経済優先の社会では、憧れは人工的に作られ、身の丈に合わない、実際の生活とはかけ離れた絵にかいた理想のような暮らしを、様々な生活用品を揃えれば手に入るとされてきました。

戦後、高度経済成長から続く海外への憧れによって「デザイン」とはそれを意識し、それを追うもの、ことを指してきました。

何もかも人口の多い大都市にエネルギーを使い集め、マスメディアによって消費を焚き付けられてきた私たちは、本当の「自分」や「暮らし」への実感もないまま、ここまで来ました。

そしてグローバル化、震災、コロナウィルスの感染拡大などにより、私たちは強制的ではありますが、手に入れたのです。「健やかな思想」を。

実感の持てる楽しく豊かな暮らしを。

徐々に熱を帯びる昨今の「民藝運動」への注目は、もちろん、そうした社会背景により私たちが求め、たどり着いたものと大いにリンクしています。思考が変わりはじめた私たちが呼び寄せたと言っても過言ではないと思うのです。

 

少し横道に逸れますが、哲学者であり民藝思想の生みの親である柳宗悦によるそれは、建築系メディアが生んだブームによって大きく誤解をされ今に至っています。

その誤解とは息子である柳宗理ブームによる「用の美」という紐付け。

本来は心の美しさをモノと紐づけて宗教的に感じる運動であったはずが、いつの間にか「機能性の高いものは、美しい」というプロダクトデザイン論にすり替わり、大切な「健やかさ」の部分がいつの間にか、埋もれて見えなくなっていきました。

民藝運動とはデザイン論である前に、宗教的な美学。作り手の心が清く澄んでいることで、信じられないような美しいものが、美だけを意識して作為的に作られたものを超えて、素朴で美しく、思いやりに満ちて温かく丈夫。つまり「作為的ではなく」「祈るような澄んだ心」で一点ものの芸術作品ではなく「適度に量産された」ものに宿る「美しさ」。

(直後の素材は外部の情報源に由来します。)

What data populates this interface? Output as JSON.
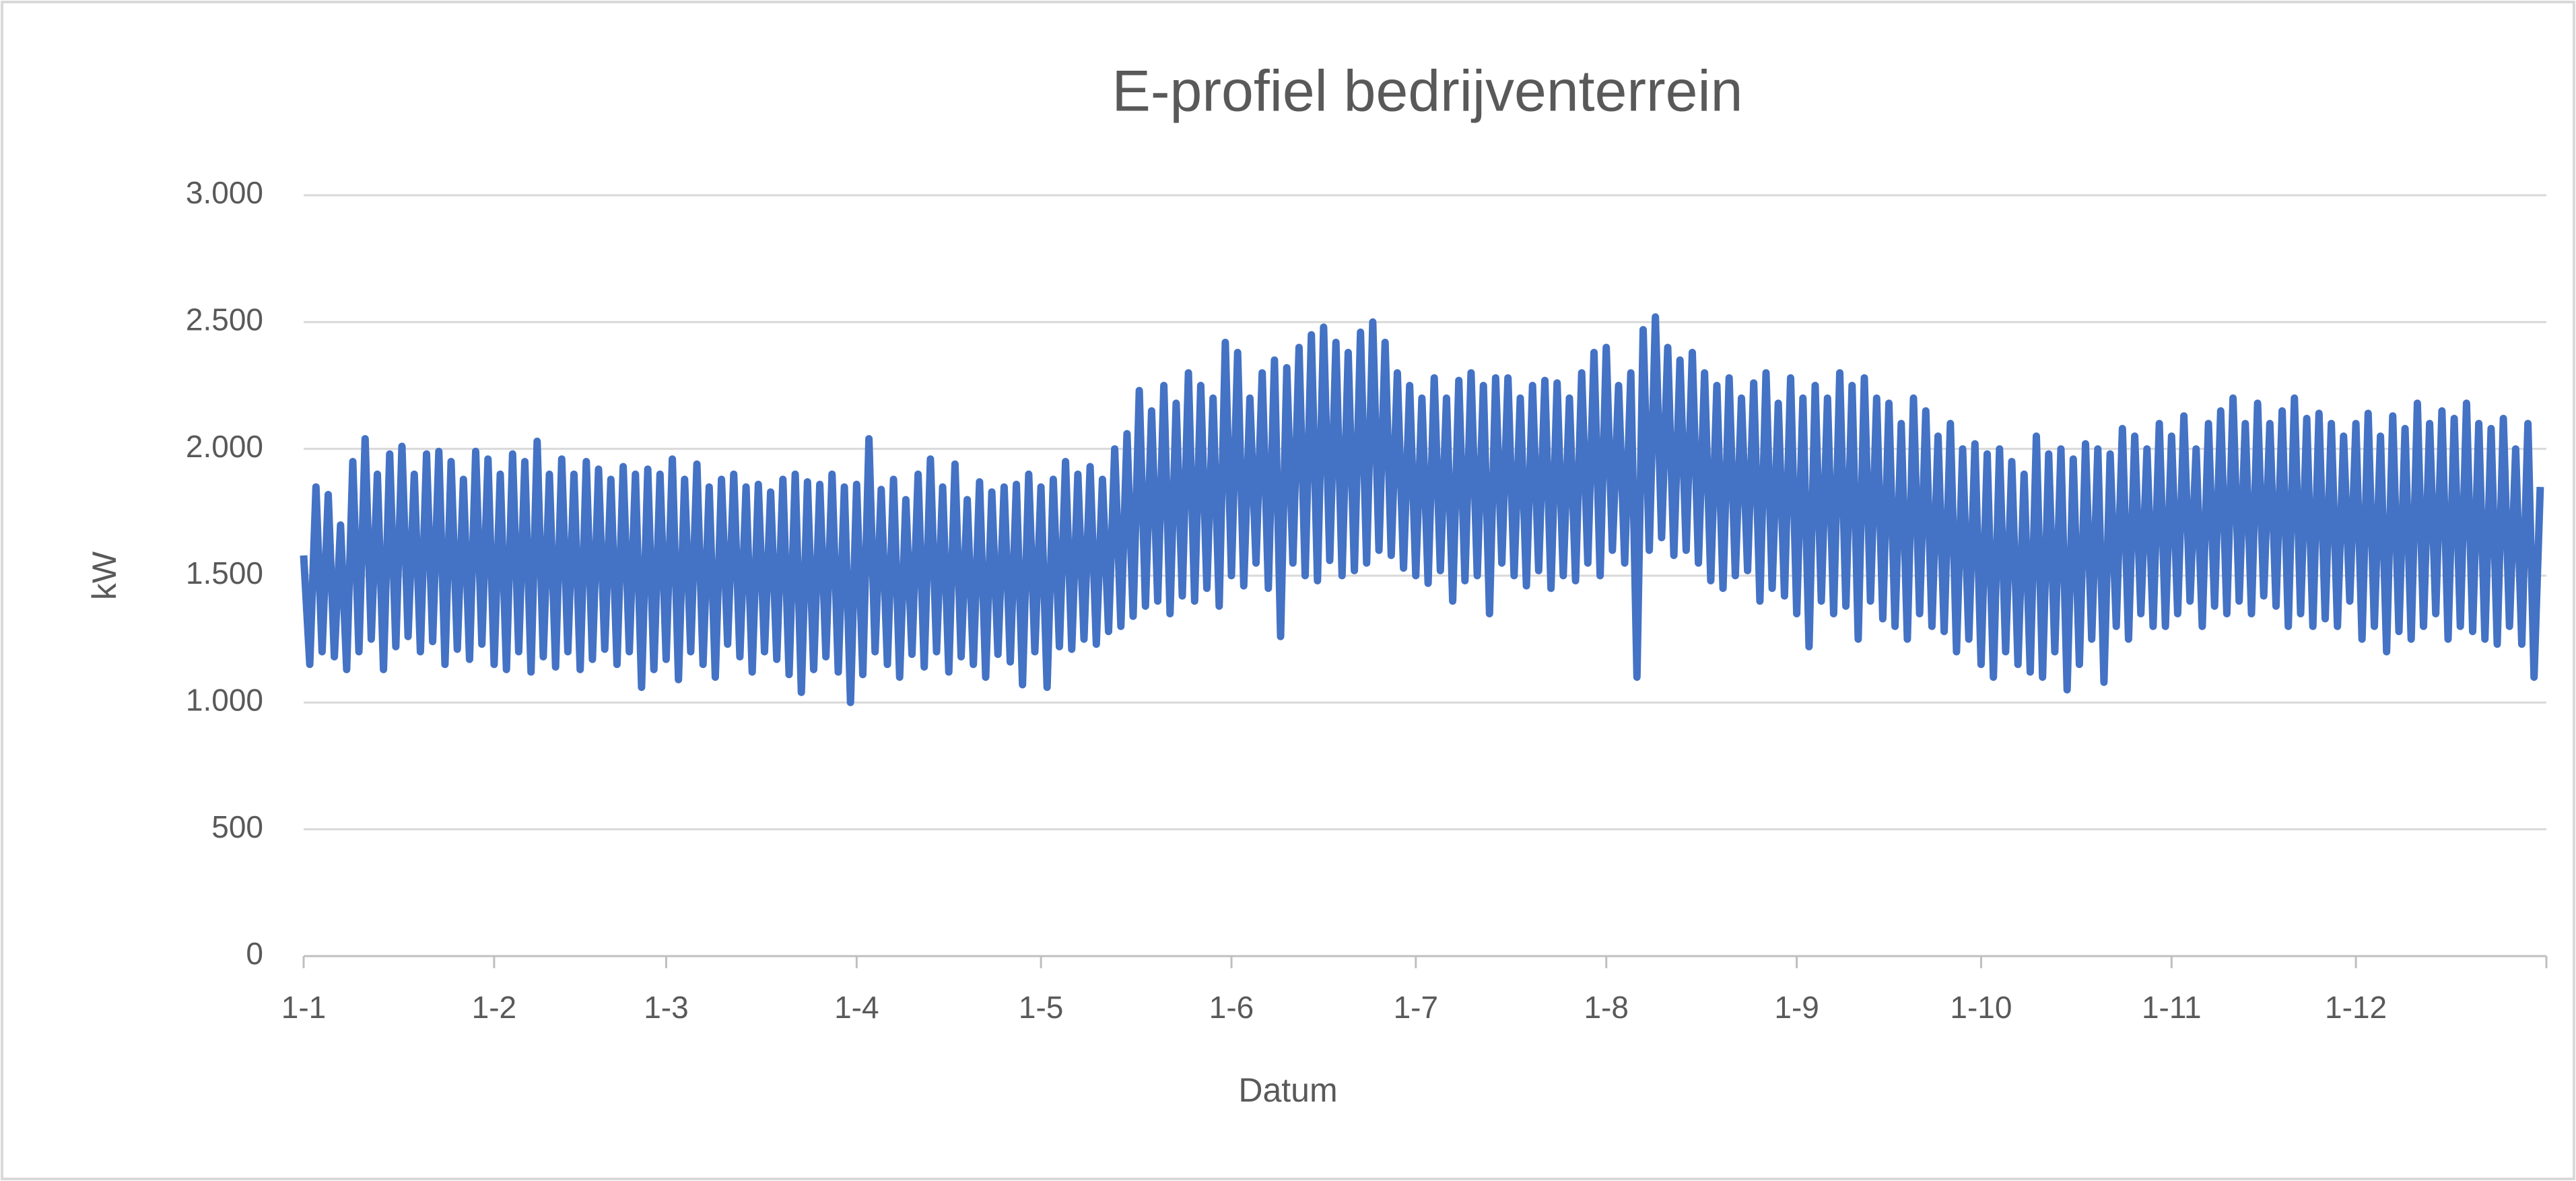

そうした本来の民藝運動にあることと、私たち現代に生きる生活者が様々な日々の中に求め始めたものとが一致し始めている。それがまさにこれから本格的にブームのように起こってくる民藝思想であり、私たちは会った事もないひとのためのモノづくりへの違和感を、よく分からない大量生産への思考を自然に捨て、何が健康的なのかを探しはじめています。

メーカーは架空の推定ターゲットにむけたモノづくりから、あのひとのためのモノづくりへ。

消費者と呼ばれてきた私たちは、生活者としてつながり続けられるモノづくりが、楽しく健やかな暮らしとセットであることに気づく。

「デザイン」は、一昔前のそうした前提から脱し、民藝ブームの力も借りて、意味を進化させ始めています。都会を離れ健やかにうまれたもので生活をしようとし始めている「それに気づいた」人々によって。

 

この企画展は47の日本各地にある「どうしてか分からないけれど、心惹かれる適度に量産されているもの」を、民藝思想の中で柳宗悦が特に強調する「直観」で選び、並べてみてから、その理由を探っていくものです。

メディアやSNSなどの情報を挟まず、「なんか、いいね」というものの中でも最上級に思ったものたちを並べて眺めながら、未来のものづくりのあるべき姿を見出し、そこにこそ「デザイン」と言う呼び名をつけようと願うものです。

日本はこれから自分たちらしさに基づいた文化大国へ進んでいくと思います。

それには、私たち日本人がこの国に暮らし、どういう思考でモノを作り、使うのか。

その底辺が変わりつつある今にあることに、意識を集中させるべきだと思うのです。

貧困問題などを抱えながらも、まだまだモノにすがる私たち消費大国日本にとって、

澄んだ心を取り戻すことこそが、私たちらしいモノづくりの第一歩になると願って。